Rice Transition to SLURM
February 18, 2020 8:00am – February 19, 2020 2:00pm
Work to transition Rice to SLURM has been completed. The cluster has been returned to production at this time.
UPDATE: February 18, 2020 5:59pm
Work is progressing well on upgrading Rice to Slurm! This will continue on into tomorrow as scheduled.
ORIGINAL: January 28, 2020 10:39am
Rice will be transitioning to a new batch scheduler on Tuesday, February 18th, 2020! This is a necessary upgrade and will require faculty and students to modify how they interact with the batch system. Please review the information below prior to this transition to ensure your work is not interrupted.
Rice will be switching from the PBS-based Torque/Moab scheduler to the newer SLURM scheduler. SLURM will offer additional features, reduce operating costs in the long-run, and is the leading scheduler amongst peer institutions.
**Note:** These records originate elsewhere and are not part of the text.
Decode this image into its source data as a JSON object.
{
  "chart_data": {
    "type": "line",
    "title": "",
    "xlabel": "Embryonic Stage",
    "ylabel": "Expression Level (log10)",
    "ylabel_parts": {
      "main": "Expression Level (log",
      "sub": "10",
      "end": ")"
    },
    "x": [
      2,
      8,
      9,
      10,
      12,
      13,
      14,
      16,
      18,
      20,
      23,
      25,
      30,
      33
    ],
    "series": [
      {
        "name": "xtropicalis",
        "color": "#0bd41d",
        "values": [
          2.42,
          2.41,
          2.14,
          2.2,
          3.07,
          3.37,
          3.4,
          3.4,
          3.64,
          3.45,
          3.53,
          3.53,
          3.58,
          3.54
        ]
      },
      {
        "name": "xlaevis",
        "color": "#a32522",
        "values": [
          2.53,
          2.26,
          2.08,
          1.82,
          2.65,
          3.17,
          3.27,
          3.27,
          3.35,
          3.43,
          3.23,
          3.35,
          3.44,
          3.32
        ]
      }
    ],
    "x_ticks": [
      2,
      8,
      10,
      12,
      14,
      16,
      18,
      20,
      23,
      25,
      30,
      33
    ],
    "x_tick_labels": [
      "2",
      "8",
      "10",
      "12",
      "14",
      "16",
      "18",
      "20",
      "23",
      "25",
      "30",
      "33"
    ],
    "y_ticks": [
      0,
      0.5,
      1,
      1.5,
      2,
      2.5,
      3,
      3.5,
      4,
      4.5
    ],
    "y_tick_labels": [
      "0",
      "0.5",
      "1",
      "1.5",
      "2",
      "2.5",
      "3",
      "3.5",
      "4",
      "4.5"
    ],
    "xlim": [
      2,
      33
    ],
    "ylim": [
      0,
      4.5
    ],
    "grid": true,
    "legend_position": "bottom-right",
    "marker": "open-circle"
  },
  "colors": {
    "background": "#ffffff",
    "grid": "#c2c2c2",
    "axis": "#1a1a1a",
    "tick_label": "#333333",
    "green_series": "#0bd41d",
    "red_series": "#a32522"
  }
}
Don’t wait though! You can test your scripts and try out SLURM today! You can already log in to a testing environment for you to explore SLURM and the impact it will have on your work. Access this testing cluster, by ThinLinc at https://desktop.mack.rcac.purdue.edu or by SSH to mack.rcac.purdue.edu. Please be aware this environment is small, so to ensure everyone can test their scripts and try out SLURM, do not try to run any serious work on the testing cluster.
We will also be hosting in-person SLURM transition training/help sessions every Friday during the transition from 2:00-3:30pm in the Envision Center, and are available the other four days a week from 2:00-3:00pm at various locations around campus for drop-ins at our Coffee Hour Consultations.
In order to transition, the Rice cluster will be down for a longer maintenance than normal, beginning on Tuesday, February 18th, 2020 at 8:00am. The cluster will not return to full production until Wednesday, February 19th, 2020 at 2:00pm. Any PBS jobs which request a walltime which would take them past Tuesday morning will not begin, and due to the batch scheduler change, any jobs in the queue which have not run before the maintenance must be deleted as part of the change.